Milton Friedman, the grandmaster of conservative economic theory in the postwar era and a prime force in the movement of nations toward lesser government and greater reliance on free markets and individual responsibility, died today. He was 94 years old.

A spokesman for the Milton and Rose D. Friedman Foundation confirmed his death.

Conservative and liberal colleagues alike viewed Mr. Friedman as one of the 20th century’s leading economic scholars, on a par with giants like John Maynard Keynes, Joseph A. Schumpeter and Paul Samuelson.

Flying the flag of economic conservatism, Mr.

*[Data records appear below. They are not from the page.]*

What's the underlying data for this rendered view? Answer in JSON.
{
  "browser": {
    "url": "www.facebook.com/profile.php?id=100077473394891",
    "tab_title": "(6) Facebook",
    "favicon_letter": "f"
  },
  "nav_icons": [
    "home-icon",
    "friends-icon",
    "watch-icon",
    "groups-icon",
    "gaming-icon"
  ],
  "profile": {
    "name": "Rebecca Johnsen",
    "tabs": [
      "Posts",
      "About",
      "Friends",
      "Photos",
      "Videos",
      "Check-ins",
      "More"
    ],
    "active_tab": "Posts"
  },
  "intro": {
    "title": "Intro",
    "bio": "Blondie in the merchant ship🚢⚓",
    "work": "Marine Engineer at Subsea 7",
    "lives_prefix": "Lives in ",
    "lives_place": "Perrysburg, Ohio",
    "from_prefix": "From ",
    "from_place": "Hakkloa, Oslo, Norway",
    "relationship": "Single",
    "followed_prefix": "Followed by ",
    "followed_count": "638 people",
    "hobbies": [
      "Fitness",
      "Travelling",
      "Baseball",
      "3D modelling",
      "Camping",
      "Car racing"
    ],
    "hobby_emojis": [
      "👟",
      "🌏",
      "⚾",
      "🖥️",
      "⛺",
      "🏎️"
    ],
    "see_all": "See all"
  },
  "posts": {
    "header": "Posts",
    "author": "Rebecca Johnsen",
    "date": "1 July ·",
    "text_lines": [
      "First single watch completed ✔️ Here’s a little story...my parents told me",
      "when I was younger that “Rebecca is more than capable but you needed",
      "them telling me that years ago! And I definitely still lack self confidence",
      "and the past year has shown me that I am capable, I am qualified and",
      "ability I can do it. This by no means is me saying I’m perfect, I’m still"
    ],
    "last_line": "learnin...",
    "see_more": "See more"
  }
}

Friedman led the postwar challenge to the hallowed theories of Lord Keynes, the British economist who maintained that governments had a duty to help capitalistic economies through periods of recession and to prevent boom times from exploding into high inflation.

In Professor Friedman’s view, government had the opposite obligation: to keep its hands off the economy, to let the free market do its work. He was a spiritual heir to Adam Smith, the 18th-century founder of the science of economics and proponent of laissez-faire: that government governs best which governs least.